Naxxar Lions Football Club is a professional football club from the town of Naxxar in northern Malta.

Their historical and arch-rivals are Mosta FC. A match between Naxxar Lions and Mosta FC, is known as the derby of the north, but because there are other derbies in northern Malta it is also known as the Northern Classic.

==History==
Naxxar Lions Football Club is a football club from the town of Naxxar in the northern part of Malta. Founded in 1920, it was the first football club in the north of Malta.

The club enjoyed a very positive period in the 1940s. After spending several years languishing in the lower divisions, the team experienced a resurgence of success. In 1946, they secured promotion to the top-flight division after winning a decider against Ħamrun Liberty.
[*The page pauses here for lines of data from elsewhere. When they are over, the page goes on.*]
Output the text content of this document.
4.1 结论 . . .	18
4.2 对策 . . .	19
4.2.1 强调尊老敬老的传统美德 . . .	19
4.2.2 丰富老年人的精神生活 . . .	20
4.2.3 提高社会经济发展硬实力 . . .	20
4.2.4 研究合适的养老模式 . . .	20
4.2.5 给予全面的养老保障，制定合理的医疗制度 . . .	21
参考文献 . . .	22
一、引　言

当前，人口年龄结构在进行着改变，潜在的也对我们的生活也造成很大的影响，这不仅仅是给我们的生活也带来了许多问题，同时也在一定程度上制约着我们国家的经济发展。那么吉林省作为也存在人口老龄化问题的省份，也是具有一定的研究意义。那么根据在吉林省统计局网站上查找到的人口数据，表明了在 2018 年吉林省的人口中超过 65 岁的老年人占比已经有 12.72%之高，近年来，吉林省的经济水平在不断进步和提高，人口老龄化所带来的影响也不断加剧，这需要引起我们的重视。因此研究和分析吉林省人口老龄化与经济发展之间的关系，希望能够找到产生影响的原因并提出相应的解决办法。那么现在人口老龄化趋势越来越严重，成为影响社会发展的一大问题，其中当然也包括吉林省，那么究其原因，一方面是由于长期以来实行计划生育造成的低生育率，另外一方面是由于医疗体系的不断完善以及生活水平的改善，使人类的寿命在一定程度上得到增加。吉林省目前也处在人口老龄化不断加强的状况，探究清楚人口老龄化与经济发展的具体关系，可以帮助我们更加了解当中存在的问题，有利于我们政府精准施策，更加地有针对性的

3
Michael Zammit Tabona was appointed club president from 1984. Tabona transformed the club and squad, resulting in three successive promotions between 1986 and 1989, entering the Premier Division for the first time in the club’s history. He established Naxxar Lions as one of the top teams on the island, competing for several years in the Maltese Premier Division. However, after being relegated from the top tier at the beginning of the new century, the club faced a difficult period and was eventually demoted to the Third Division.

Following a series of successful seasons, Naxxar Lions achieved back-to-back promotions: from the Third Division to the Second Division in 2009–10, and from the Second Division to the First Division in 2010–11. They maintained their First Division status in 2011–12, finishing in 6th place. In the 2012–13 season, under the presidency of Dione Drago, Naxxar Lions were promoted to the Maltese Premier League. After three consecutive seasons in the top flight, the club was relegated to the First Division, only to bounce back the following year with another promotion under the presidency of Pierre Sciberras.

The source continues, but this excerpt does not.